I’m pleased that we didn’t take an eight year old (especially, in this case, a precocious one) to see the movie The Wall, but I’m still a touch rueful that we dipped her feet into that pool quite yet. But, that’s the protective parent talking. The side of me that was prepping for tonight’s piece thought, instead, that maybe this is a good time to do a thematic sequel night. And if we’re going to deal with some of the most famous concept albums, it seems only right to shift gears and address one of the least famous, but most innovative, concept albums of all times: The Chapters, by Saga.
For most people, if they remember Saga at all it’s probably because of their minor hit On the Loose.
Saga fans, however, remember The Chapters… because most of them had to make the concept album themselves.
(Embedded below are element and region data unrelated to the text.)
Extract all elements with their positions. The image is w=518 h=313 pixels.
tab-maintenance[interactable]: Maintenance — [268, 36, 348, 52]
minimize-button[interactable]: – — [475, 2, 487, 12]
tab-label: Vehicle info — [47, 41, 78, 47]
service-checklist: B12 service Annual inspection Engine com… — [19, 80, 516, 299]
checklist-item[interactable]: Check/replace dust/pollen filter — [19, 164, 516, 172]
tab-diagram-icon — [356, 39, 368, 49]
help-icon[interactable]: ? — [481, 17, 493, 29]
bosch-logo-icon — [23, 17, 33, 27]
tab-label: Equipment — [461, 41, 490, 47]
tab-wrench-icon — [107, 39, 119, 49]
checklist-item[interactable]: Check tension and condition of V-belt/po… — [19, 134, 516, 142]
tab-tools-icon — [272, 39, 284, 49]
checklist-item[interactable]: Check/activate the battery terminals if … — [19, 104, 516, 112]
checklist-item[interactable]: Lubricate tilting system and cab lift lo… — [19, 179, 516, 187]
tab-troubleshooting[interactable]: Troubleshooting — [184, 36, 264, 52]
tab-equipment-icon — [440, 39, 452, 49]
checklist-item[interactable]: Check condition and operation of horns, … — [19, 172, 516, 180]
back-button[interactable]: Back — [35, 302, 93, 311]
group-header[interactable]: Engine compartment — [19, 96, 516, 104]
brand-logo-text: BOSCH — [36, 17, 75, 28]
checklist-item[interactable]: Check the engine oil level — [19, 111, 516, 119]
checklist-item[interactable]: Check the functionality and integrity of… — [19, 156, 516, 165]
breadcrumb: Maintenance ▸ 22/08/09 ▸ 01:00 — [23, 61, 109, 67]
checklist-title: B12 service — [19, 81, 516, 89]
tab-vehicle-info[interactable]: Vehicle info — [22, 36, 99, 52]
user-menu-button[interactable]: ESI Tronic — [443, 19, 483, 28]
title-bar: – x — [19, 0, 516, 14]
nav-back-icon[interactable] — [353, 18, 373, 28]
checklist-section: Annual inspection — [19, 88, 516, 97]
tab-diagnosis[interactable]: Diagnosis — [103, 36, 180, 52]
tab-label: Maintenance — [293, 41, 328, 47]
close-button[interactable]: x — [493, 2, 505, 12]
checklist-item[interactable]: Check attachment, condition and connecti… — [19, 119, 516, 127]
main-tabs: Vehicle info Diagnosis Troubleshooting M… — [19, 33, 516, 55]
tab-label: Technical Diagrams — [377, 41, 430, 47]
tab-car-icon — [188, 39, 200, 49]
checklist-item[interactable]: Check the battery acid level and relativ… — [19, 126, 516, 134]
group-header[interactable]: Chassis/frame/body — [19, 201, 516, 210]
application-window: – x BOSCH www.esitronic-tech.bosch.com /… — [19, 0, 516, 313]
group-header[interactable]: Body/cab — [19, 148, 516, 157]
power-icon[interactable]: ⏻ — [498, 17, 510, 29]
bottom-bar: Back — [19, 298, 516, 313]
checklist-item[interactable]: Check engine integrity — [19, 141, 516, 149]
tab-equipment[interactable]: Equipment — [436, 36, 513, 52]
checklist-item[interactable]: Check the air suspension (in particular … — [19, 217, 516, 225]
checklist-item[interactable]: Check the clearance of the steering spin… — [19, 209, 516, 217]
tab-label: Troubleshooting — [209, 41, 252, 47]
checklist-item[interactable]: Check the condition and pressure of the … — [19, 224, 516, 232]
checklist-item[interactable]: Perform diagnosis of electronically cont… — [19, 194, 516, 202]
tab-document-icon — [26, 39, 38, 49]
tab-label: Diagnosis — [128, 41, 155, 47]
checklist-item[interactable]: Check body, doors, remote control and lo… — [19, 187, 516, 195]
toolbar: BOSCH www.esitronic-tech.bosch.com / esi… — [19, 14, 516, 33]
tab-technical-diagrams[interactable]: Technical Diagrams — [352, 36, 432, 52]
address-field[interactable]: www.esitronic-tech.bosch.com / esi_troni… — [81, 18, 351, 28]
The band released the songs in two parts; Chapters 1 – 8, and Chapters 9 – 16. It was effectively two concept albums which combined to form one large storyline. The first part was finished in 1981; the second part was finished in 2003.
That’s not to say the albums were ever actually released at that time. Rather, the band took the eight songs that comprised each album and shuffled them, dropping the tracks two or three at a time across multiple regular albums. For instance, on the 1979 album which started this project, the first song was titled “It’s Time (Chapter Three)” and the sixth song was titled “Images (Chapter One)”.
People who wanted to hear the concept album had to purchase four successive albums, record the Chapter songs in the proper order onto cassette tape (this was the early 1980s), and then play the cassette tapes.
Then, if they wanted to hear the REST of the story, they had to wait eighteen years for Saga to feel comfortable enough with their project (and to have another three-record contract and a stable lineup) to release the final half, this time across three studio albums. Again, the fans were expected to shuffle and configure the album themselves, and maybe to dig up that old cassette tape and figure out how to get it loaded onto computer files so they could play the thing in its entirety.
Needless to say, not many people bothered to put in the effort to listen to the entire thing, although some of their most dedicated fans (every long-lived band has a small, dedicated following) did so, and reported positively on the experience. Saga decided to play the song set in its entirety for some live shows and recorded it. The resultant “Chapters Live” by Saga is now a particularly expensive CD, often fetching more than $100 for used copies, mostly from a handful of fans and some people who are just music trivia buffs.
For those who are simply curious about the result, there’s always Youtube.
Question of the night: What’s one of your favorite “deep tracks” (i.e., songs that never made it high in the weekly hit charts)?